Cette « nouvelle » organisation que proposeront les entreprises sera-t-elle un facteur d’attractivité ?

Jérôme Julia. Certainement. La rentrée sociale 2022 sera inflationniste, avec une pression forte sur les rémunérations. L’essor du télétravail accroît de fait la mobilité des facteurs de production et la concurrence internationale. Dans ce contexte, vision et raison d’être de l’entreprise comptent beaucoup, tout comme la qualité de la gouvernance, le respect de la parité et de la diversité, l’intégration des technologies (métaverse, blockchain, IA, ordinateur quantique, …) dans la chaîne de valeur…

Un mouvement sera intéressant à mes yeux : dans quelle mesure les entreprises et les équipes vont s’approprier les nouvelles technologies ? Le scénario noir serait qu’elles soient toujours plus globalisées et imposées aux individus. Le scénario rose que la technologie soit de plus en plus pensée pour s’adapter aux hommes et aux femmes dans l’entreprise, avec une liberté d’utiliser ou pas. Un dirigeant responsable doit aborder les sujets de digitalisation avec humanisme car, derrière un robot, il y a toutes les mutations du travail et des métiers. Une approche responsable et attractive laisse chaque individu maître in fine de son propre futur, et en maintenant le lien en cas de départ de l’entreprise.

A retenir de l’étude « INVESTISSEMENT DANS L’IMMATÉRIEL POUR L’INDUSTRIE »

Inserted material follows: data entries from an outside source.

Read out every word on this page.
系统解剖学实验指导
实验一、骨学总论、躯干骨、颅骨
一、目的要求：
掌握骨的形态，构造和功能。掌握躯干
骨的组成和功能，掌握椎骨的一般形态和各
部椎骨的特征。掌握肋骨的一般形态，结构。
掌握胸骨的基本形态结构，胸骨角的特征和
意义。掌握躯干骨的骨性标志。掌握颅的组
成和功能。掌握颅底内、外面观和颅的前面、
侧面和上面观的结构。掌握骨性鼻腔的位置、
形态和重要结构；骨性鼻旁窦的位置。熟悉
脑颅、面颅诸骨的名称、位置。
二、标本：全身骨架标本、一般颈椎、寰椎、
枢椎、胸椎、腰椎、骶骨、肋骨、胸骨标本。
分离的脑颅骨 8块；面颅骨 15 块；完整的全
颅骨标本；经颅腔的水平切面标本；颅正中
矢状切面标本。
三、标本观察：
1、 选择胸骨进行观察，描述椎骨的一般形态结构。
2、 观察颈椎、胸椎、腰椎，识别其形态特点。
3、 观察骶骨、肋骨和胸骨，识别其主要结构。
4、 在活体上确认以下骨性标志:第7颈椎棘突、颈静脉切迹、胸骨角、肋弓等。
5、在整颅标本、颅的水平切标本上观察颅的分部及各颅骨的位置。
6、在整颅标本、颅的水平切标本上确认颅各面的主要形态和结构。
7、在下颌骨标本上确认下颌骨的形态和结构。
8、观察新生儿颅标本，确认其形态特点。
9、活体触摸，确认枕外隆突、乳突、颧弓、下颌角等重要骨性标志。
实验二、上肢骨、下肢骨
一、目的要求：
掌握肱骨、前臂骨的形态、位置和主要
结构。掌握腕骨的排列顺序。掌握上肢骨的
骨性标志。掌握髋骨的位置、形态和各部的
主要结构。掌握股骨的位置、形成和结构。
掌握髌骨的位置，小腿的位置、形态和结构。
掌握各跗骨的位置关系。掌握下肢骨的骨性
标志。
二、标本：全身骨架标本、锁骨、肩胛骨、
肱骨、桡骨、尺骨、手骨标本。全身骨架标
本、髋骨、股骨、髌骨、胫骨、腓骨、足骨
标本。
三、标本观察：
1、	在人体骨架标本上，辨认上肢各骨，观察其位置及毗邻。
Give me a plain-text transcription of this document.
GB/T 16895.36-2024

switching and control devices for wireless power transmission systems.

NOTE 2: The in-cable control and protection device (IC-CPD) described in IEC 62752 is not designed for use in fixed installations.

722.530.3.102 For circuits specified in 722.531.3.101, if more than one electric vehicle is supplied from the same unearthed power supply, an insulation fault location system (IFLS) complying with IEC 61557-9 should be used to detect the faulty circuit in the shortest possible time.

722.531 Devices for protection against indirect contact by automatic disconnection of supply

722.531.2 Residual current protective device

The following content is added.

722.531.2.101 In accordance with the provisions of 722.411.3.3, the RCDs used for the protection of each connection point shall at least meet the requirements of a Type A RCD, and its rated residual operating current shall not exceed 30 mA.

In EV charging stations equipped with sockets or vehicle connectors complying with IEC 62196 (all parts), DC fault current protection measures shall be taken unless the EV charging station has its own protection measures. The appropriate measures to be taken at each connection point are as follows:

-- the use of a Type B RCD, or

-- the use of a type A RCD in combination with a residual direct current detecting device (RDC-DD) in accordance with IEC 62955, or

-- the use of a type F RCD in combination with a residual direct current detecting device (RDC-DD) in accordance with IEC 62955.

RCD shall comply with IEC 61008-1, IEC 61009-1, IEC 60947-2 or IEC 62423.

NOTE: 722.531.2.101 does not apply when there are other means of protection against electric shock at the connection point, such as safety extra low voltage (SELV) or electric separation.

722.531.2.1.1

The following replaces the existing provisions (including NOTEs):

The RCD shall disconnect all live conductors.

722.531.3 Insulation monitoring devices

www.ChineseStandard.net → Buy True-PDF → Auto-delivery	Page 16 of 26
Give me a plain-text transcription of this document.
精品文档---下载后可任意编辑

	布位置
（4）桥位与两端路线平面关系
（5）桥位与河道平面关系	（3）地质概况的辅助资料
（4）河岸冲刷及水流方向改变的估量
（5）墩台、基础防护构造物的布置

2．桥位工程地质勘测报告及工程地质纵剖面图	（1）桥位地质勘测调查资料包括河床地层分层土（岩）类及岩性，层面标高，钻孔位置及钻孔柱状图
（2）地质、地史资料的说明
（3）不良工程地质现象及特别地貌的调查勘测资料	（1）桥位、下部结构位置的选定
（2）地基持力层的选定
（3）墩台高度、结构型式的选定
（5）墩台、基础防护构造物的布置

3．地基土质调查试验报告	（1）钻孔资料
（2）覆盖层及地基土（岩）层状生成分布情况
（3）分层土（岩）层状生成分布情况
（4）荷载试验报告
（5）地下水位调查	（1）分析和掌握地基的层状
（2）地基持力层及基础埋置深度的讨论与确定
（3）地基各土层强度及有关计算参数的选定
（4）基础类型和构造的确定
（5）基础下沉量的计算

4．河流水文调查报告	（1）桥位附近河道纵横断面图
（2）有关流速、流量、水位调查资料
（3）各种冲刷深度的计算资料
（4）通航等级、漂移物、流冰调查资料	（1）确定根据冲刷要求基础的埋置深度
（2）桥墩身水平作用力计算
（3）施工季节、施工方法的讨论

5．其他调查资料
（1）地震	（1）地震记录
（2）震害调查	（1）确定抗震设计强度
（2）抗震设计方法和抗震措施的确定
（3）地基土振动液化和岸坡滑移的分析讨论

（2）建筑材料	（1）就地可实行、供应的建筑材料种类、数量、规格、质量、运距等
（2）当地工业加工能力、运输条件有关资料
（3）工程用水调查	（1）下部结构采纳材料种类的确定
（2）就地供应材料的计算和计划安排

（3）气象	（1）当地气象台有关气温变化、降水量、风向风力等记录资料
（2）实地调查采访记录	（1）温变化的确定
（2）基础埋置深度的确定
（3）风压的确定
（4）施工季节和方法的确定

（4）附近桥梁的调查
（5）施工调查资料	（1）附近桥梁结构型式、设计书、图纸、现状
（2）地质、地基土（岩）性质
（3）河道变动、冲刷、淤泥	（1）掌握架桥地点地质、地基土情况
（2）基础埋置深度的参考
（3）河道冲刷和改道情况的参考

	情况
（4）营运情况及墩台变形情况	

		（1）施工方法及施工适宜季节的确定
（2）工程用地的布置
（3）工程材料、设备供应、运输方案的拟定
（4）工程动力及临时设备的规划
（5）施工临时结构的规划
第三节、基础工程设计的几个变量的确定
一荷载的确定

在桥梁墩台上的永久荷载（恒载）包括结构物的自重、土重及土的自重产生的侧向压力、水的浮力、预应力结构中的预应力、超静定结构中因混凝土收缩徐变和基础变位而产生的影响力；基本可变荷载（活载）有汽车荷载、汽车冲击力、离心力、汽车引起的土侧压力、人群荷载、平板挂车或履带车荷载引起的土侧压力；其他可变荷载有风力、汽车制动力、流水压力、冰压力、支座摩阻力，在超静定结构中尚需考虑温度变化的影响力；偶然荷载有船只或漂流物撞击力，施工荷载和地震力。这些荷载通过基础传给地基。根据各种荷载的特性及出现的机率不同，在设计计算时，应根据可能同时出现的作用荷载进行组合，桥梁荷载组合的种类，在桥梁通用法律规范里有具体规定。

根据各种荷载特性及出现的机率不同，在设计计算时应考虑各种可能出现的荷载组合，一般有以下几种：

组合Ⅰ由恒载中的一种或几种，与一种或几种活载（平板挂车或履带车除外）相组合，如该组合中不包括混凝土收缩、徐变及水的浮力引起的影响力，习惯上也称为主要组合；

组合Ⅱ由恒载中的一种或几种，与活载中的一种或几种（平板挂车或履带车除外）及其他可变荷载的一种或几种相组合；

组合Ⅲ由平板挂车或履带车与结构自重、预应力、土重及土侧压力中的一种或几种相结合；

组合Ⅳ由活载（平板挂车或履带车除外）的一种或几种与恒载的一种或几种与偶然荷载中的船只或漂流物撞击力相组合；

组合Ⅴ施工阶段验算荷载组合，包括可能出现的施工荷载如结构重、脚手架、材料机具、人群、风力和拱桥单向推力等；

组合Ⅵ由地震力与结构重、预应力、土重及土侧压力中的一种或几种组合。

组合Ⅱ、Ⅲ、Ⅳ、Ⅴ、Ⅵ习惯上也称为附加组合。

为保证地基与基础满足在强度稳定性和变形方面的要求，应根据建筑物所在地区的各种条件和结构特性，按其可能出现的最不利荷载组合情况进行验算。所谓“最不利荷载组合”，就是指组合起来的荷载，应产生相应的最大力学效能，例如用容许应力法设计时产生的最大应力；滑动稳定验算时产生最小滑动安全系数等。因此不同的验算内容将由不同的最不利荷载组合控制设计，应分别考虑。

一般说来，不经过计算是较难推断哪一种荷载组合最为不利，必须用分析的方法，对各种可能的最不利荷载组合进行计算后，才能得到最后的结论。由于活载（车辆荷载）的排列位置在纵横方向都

  • Entre 25 à 30 % des PME investissent dans l’immatériel chaque année. Dans l’industrie, cette part est relativement stable sur les dernières années.
  • Les PME qui investissent dans l’immatériel sont relativement innovantes, exportatrices et optimistes sur leurs perspectives de croissance. Les secteurs ayant le plus investi dans les actifs immatériels au cours des 25 dernières années auraient en moyenne généré une croissance de leur valeur ajoutée supérieure de 28 % aux autres secteurs.
  • Les analyses d’impact montrent que l’investissement immatériel a un effet positif sur le chiffre d’affaires, sur la rentabilité et sur l’emploi des entreprises. Il se traduit ainsi en moyenne une création d’emploi en hausse de 6 à 7 % par an sur trois ans.
  • La relation entre montant investi dans l’immatériel et évolution de la rentabilité n’est pas linéaire et prend la forme d’une courbe en « U ». L’effet sur la rentabilité est d’abord décroissant avec le montant d’investissement, mais passé un point d’inflexion (seuil de montant d’investissement dans l’immatériel), la relation redevient croissante.